You can watch the explainer from Chris here:

How does re-encryption work on the Verida protocol?

Each database is encrypted with key A. The Wallet re-encrypts the data with key B. The protocol enforces deletion of the original database and then replaces it with the new database of newly encrypted data.

All this data is only accessible to someone with the private key, so it's never public, so the original encrypted data is never exposed and decryptable by a third party.

The Verida protocol generates many private keys. Each database has its own encryption key, each application context has it's own signing key.

A user doesn't see these, they are generated from the master private key.

A user can "rotate" their master private key and in turn generate all new keys. The protocol supports this, but we have no interface for doing this yet.

What type of credentials can be issued on the Verida Network?

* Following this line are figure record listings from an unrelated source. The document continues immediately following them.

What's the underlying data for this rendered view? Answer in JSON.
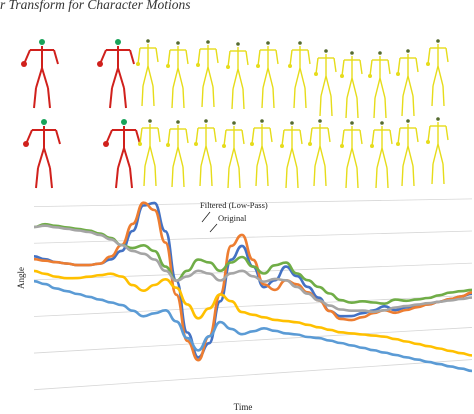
{
  "header": {
    "title_fragment": "r Transform for Character Motions"
  },
  "figure": {
    "skeleton_rows": [
      {
        "name": "row-1",
        "reference_color": "#d0201c",
        "trail_color": "#e6dc1a",
        "joint_color": "#19a35a"
      },
      {
        "name": "row-2",
        "reference_color": "#d0201c",
        "trail_color": "#e6dc1a",
        "joint_color": "#19a35a"
      }
    ]
  },
  "chart_data": {
    "type": "line",
    "xlabel": "Time",
    "ylabel": "Angle",
    "annotations": [
      "Filtered (Low-Pass)",
      "Original"
    ],
    "grid": true,
    "x": [
      0,
      1,
      2,
      3,
      4,
      5,
      6,
      7,
      8,
      9,
      10,
      11,
      12,
      13,
      14,
      15,
      16,
      17,
      18,
      19,
      20,
      21,
      22,
      23,
      24,
      25,
      26,
      27,
      28,
      29,
      30,
      31,
      32,
      33,
      34,
      35,
      36,
      37,
      38,
      39,
      40
    ],
    "series": [
      {
        "color": "#4472c4",
        "values": [
          0.62,
          0.6,
          0.58,
          0.57,
          0.56,
          0.56,
          0.57,
          0.6,
          0.66,
          0.8,
          0.98,
          1.0,
          0.8,
          0.45,
          0.08,
          -0.1,
          0.0,
          0.3,
          0.6,
          0.7,
          0.55,
          0.4,
          0.45,
          0.55,
          0.48,
          0.4,
          0.32,
          0.22,
          0.18,
          0.18,
          0.2,
          0.22,
          0.25,
          0.22,
          0.24,
          0.25,
          0.26,
          0.28,
          0.3,
          0.32,
          0.34
        ]
      },
      {
        "color": "#ed7d31",
        "values": [
          0.6,
          0.59,
          0.58,
          0.57,
          0.56,
          0.56,
          0.57,
          0.62,
          0.7,
          0.85,
          1.0,
          0.95,
          0.72,
          0.35,
          0.02,
          -0.12,
          0.05,
          0.35,
          0.7,
          0.78,
          0.6,
          0.42,
          0.38,
          0.45,
          0.42,
          0.36,
          0.3,
          0.22,
          0.16,
          0.15,
          0.17,
          0.2,
          0.22,
          0.2,
          0.22,
          0.24,
          0.26,
          0.28,
          0.3,
          0.32,
          0.35
        ]
      },
      {
        "color": "#70ad47",
        "values": [
          0.82,
          0.84,
          0.83,
          0.82,
          0.81,
          0.8,
          0.78,
          0.75,
          0.7,
          0.68,
          0.7,
          0.66,
          0.55,
          0.45,
          0.52,
          0.6,
          0.58,
          0.52,
          0.58,
          0.62,
          0.55,
          0.5,
          0.56,
          0.58,
          0.5,
          0.45,
          0.4,
          0.35,
          0.3,
          0.28,
          0.29,
          0.28,
          0.27,
          0.3,
          0.29,
          0.3,
          0.31,
          0.33,
          0.35,
          0.36,
          0.37
        ]
      },
      {
        "color": "#a5a5a5",
        "values": [
          0.82,
          0.83,
          0.82,
          0.81,
          0.8,
          0.79,
          0.77,
          0.74,
          0.7,
          0.66,
          0.64,
          0.6,
          0.52,
          0.45,
          0.48,
          0.52,
          0.5,
          0.45,
          0.5,
          0.52,
          0.48,
          0.44,
          0.46,
          0.45,
          0.4,
          0.35,
          0.3,
          0.26,
          0.23,
          0.22,
          0.22,
          0.21,
          0.22,
          0.24,
          0.25,
          0.26,
          0.27,
          0.28,
          0.29,
          0.3,
          0.31
        ]
      },
      {
        "color": "#ffc000",
        "values": [
          0.52,
          0.5,
          0.48,
          0.47,
          0.47,
          0.48,
          0.49,
          0.5,
          0.48,
          0.42,
          0.38,
          0.42,
          0.46,
          0.4,
          0.28,
          0.18,
          0.25,
          0.35,
          0.3,
          0.22,
          0.2,
          0.18,
          0.16,
          0.15,
          0.14,
          0.12,
          0.1,
          0.08,
          0.06,
          0.05,
          0.04,
          0.03,
          0.02,
          0.0,
          -0.02,
          -0.04,
          -0.06,
          -0.08,
          -0.1,
          -0.12,
          -0.14
        ]
      },
      {
        "color": "#5b9bd5",
        "values": [
          0.45,
          0.43,
          0.4,
          0.38,
          0.36,
          0.34,
          0.32,
          0.3,
          0.28,
          0.24,
          0.2,
          0.22,
          0.24,
          0.16,
          0.04,
          -0.05,
          0.05,
          0.15,
          0.1,
          0.06,
          0.08,
          0.1,
          0.08,
          0.06,
          0.05,
          0.03,
          0.02,
          0.0,
          -0.02,
          -0.04,
          -0.06,
          -0.08,
          -0.1,
          -0.12,
          -0.14,
          -0.16,
          -0.18,
          -0.2,
          -0.22,
          -0.24,
          -0.26
        ]
      }
    ]
  }
}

Verifiable Credentials are a W3C standard that is supported within the Verida Network with the @verida/verifiable-credential npm package.

Verida has a demonstration library showcasing how to store verifiable credentials on the Verida network. As a storage network, it’s possible to store any type of credential. These credentials can be issued by any account on the Verida Network. The credentials can be privately or publicly stored by a Verida Account on the Verida Network. They can be verified by anyone, using the Verida Verifiable Credentials library (@verida/verifiable-credential). Learn more in our developer documentation.

The Verida Wallet has additional libraries and interfaces to make it easy for users to receive, store and use verifiable credentials on the Cheqd and Polygon ID networks. We expect to add support into the Verida Wallet for other credential libraries and protocols in the future.